In his effort to salvage the best of the New York Communists' legacy, Freeman verges on understating the role of non-Communists, liberals and socialists in Gotham's exceptional political culture. And the transition from Communist to post-Communist activism was not always as smooth as he suggests, either. The Communists, Freeman writes, believed in "class rule--or at least in their own rule in the name of the working class--both as a theoretical and practical matter." From the standpoint of democratic socialism, this perspective raised the fear of a party substituting itself for a democratic majority--and worse. Ex-Communists who became independent radicals or staunch liberals often had to confront such inheritances as part of a process of sorting through which ideas were worth keeping from their party days. The process was not easy, and the getting of wisdom after leaving the party could be as valuable as lessons learned in it.
Freeman's larger point stands, however. Thanks to the work of radicals, liberals and unionists, from the late forties into the sixties working-class New Yorkers enjoyed the fruits of a unique urban social democracy in union health plans, government-subsidized housing and superior public institutions such as parks and schools. Working-Class New York is masterly in its analysis of the human, political, legislative and institutional foundations--and contradictions--of this state of affairs.
Beneath surface appearances, though, the apparently stable blocs of power that supported the New York way were beginning to realign. From the 1940s into the 1960s, more than 2 million white New Yorkers left the city, dispersing formerly cohesive working-class communities. Meanwhile, African-Americans and Latinos settled in Gotham in similarly transforming numbers, only to find discrimination and a changing economic order that prevented them from gaining the same political and economic power as their white working-class counterparts. From the fifties to the eighties, New York shifted from a manufacturing to a service economy. The city that emerged offered fewer decent jobs to people who worked with their hands.
Freeman--who is both critical of and affectionate toward the working class--shows how disputes within and between unions undermined efforts to respond to the emerging postindustrial order. Manufacturing unions saw no benefit in urban development that destroyed factories. Building trades unions, on the other hand, thrived on construction (and resisted the racial integration of their membership). In the name of keeping jobs, garment unions moderated wage demands--which ultimately reduced the wages of unskilled workers overall and placed Puerto Rican and African-American workers in a terrible bind as they entered the garment industry. Sometimes initiatives to benefit one group of workers hurt another, as when slum clearance to create public housing drove poor people from their homes without creating alternative housing for them.

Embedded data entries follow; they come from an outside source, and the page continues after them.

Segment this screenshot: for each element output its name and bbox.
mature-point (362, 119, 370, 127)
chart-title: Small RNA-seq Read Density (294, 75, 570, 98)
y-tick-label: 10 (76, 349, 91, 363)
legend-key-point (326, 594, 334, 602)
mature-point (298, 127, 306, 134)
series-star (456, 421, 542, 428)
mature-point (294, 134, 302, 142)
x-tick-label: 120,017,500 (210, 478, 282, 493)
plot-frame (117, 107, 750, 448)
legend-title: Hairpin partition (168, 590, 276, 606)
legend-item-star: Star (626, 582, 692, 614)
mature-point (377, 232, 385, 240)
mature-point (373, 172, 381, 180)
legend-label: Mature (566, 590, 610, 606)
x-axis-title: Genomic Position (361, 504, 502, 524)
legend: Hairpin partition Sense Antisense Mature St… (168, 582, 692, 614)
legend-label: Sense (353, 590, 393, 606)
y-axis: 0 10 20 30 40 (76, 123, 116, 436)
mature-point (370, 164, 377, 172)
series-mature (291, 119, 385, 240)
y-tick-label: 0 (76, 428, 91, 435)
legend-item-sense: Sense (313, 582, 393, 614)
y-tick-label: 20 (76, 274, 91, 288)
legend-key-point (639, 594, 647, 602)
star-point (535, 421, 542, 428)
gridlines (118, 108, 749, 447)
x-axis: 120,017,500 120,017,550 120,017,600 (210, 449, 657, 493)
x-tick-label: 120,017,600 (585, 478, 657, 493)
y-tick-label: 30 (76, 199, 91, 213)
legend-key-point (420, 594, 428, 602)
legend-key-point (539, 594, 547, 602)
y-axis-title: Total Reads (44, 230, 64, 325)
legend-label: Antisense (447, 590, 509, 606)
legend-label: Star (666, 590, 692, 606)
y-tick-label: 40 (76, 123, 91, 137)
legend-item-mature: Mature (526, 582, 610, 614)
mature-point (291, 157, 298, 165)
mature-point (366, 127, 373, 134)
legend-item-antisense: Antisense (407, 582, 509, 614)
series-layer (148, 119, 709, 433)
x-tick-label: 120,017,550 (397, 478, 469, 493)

Yet the sixties, instead of signaling a departure of working-class people from the city's political stage, were a decade of protest and strikes. Insistently refusing to treat race and class as mutually exclusive phenomena, Freeman shows how African-American newcomers to the city, overwhelmingly working-class in their occupational and economic status, waged a civil rights movement of their own. At the same time, the growing unionization of city workers brought labor militancy to social workers' offices, hospital wards and classrooms--and a dramatic improvement in the wages and living standards of city workers.